This paper studies an online decision-making problem with a human expert. The authors phrase the problem as a contextual bandit problem, where a deferral learner needs to choose whether to use an ML model or a human expert to obtain the reward. The authors propose an algorithm to solve this problem based on a UCB-like algorithm and characterize its regret guarantees. The authors further extend their algorithm using neural networks to handle complicated datasets.

优点

  1. The problem formulation and the algorithm design seem to be novel and of practical interest.
  2. Theoretical regret guarantees are provided for the proposed algorithms.

缺点

  1. Considering optimal static policy seems to be limited as it can be far from the true dynamic optimal policy. Would it be possible or how difficult it is to extend the current regret analysis in the paper to handle dynamic regret which uses the dynamic optimal policy as benchmark?
  2. The regret analysis seems to be straightforward extensions from existing works on UCB-based algorithms for bandit problems as the authors mentioned in Section~4.
  3. There is no regret guarantee for the neural linear algorithm provided in the paper. Could you at least explain the specific challenges in deriving such guarantees for this approach?

问题

  1. In line~163, what is the distribution D there?
  2. Does Algorithm~1 work for the full information setting or the bandit information setting? Please clarify how the algorithm design differs when full information or bandit information is considered. It would be good to discuss the implications of using the algorithm in each setting, and how this choice affects the algorithm's performance or implementation.
  3. In general full information online learning algorithm typically yields smaller regret (e.g., algorithms for online convex optimization Hazan9 & Levy NIPS 2014). Could you explain why this is not the case for the algorithm studied in this paper?
评论

Thank you for your feedback and comments. Regarding your main comments in the "Weakness section", we will refer to the general clarification. You are right that we do not provide all regret guarantees, especially not in the neural linear setting. But our goal here was to explore how to build on principled algorithms and carefully use them on real data. Neural bandits have been separately studied (se e.g. http://proceedings.mlr.press/v119/zhou20a/zhou20a.pdf) but this is not our focus.

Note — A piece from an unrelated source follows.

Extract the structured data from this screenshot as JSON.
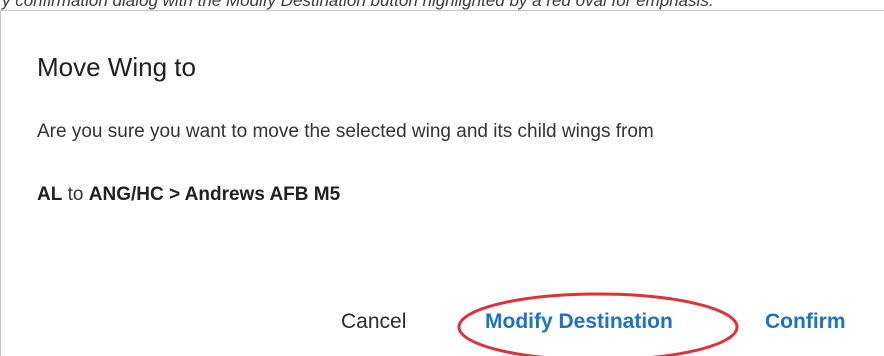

Answers to your questions:

  1. We assume that the contexts (features) are sampled from a fixed distribution. This is a standard assumption in contextual bandits (see e.g. Chapter 8.4 in Slivkins's book https://arxiv.org/pdf/1904.07272)

  2. Thank you, indeed O_t (the set of observations) is not defined in the algorithm, but only in the text. O_t decides whether the deferral system observes both the chosen action's AND the model's rewards (full info) or only the chosen actions's reward (bandit). Here there are 2 actions: 'model' and 'human', so full info refers to being able to always observing the model's reward.

  3. We believe this last remark also answers your last question. You are right in saying that usually full-info feedback has lower regret (it save a \sqrt(K) factor, where K is the number of actions). But here we only have 2 actions and the 2 information regimes (bandit or full-info) are not the main issue. We distinguish them mainly because both main occur in real-world settings and we wanted to highlight that the algorithm works the same. Typically querying the model may be very cheap if the decider owns the model, or expensive if it's a third party service. So one may or not be able to always observe the model. We will discuss this distinction further because we agree it is slightly misleading.

评论

Thanks for your response. I will maintain my already positive score.

审稿意见
3

The manuscript introduces a framework for online learning-to-defer under constrained budget for the human expert.

优点

The topic of the manuscript originates from a practical problem.

缺点

The original contribution of the paper is hard to justify as it is largely based on the work of Agrawal and Devanur (2016).

问题

See the weaknesses above.

评论

Dear reviewers,

Thank you for your feedback. We will respond to specific concerns but we would like to stress one simple point: this is not a conventional "bandit paper" in the sense that our contribution is NOT to design and analyse a bandit algorithm. In fact, in Introduction, the last paragraph specifically does NOT list this as a contribution because we always refer to existing literature and existing results in Section 4 (Algorithm). As such, your comments on "lack of novelty"(*) of our method and analysis are CORRECT, but they often and sadly sidetrack the main contribution which is to give a purpose and a concrete application to these good existing algorithms. This application is in Machine Learning with Human in the Loop, the main topic of our paper.

Bandit algorithms with Knapsack constraints have been extensively studied (we will add citations suggested by Rev. MoQa) from a theoretical or algorithm-design perspective. On the other hand, the literature on (Online) Learning to Defer (see our Related Work, first 2 paragraphs), has not considered the problem of learning under potentially partial information. Rather than proposing a new algorithm, we show how to efficiently apply existing good ones to a hard and novel problem, and we demonstrate their efficiencies on several new experiments including new and original datasets. We believe that we always explicitly refer to the relevant papers whenever we quote theoretical results and we explicitly write: "The regret guarantees (Corollary4.3 below) combine the proof of Agrawal and Devanur(2016) with results on unconstrained generalized linear bandits (Filippietal.,2010;Lietal.,2017)".

It is not obvious, however, that such online deferral algorithm would work on real data, beyond the theoretical setting of these papers. Our paper is the first to show that one can indeed make them work in practice and the community lacks even benchmarks to test ideas. We illustrate them on novel benchmarks including recently published datasets. These findings are novel.

We hope this clarifies the main contribution. We will make sure to reflect this discussion in the main paper.

Best wishes, The authors

(*) See in particular Rev, a7cX: a,b,c Rev MoQa: 1,2 Rev. ykhm: 2

AC 元评审

The reviewers point out that the paper does not have algorithmic novelty. The authors clarify that this is the case, and the main point of novelty is to run an existing algorithm on a publicly available dataset. As such, there doesn't seem to be much disagreement between the two parties on the technical merit. My judgment ultimately rests on the fit: the authors should consider submitting the paper to a more practice-oriented venue (icml and neurips would likely be difficult). A good choice can be MSOM practice based research competition (see https://pubsonline.informs.org/page/msom/practice-based-research-competition) as well as the various tracks of the journal MSOM. The authors will likely have an easier time there.

审稿人讨论附加意见

NA

最终决定

Reject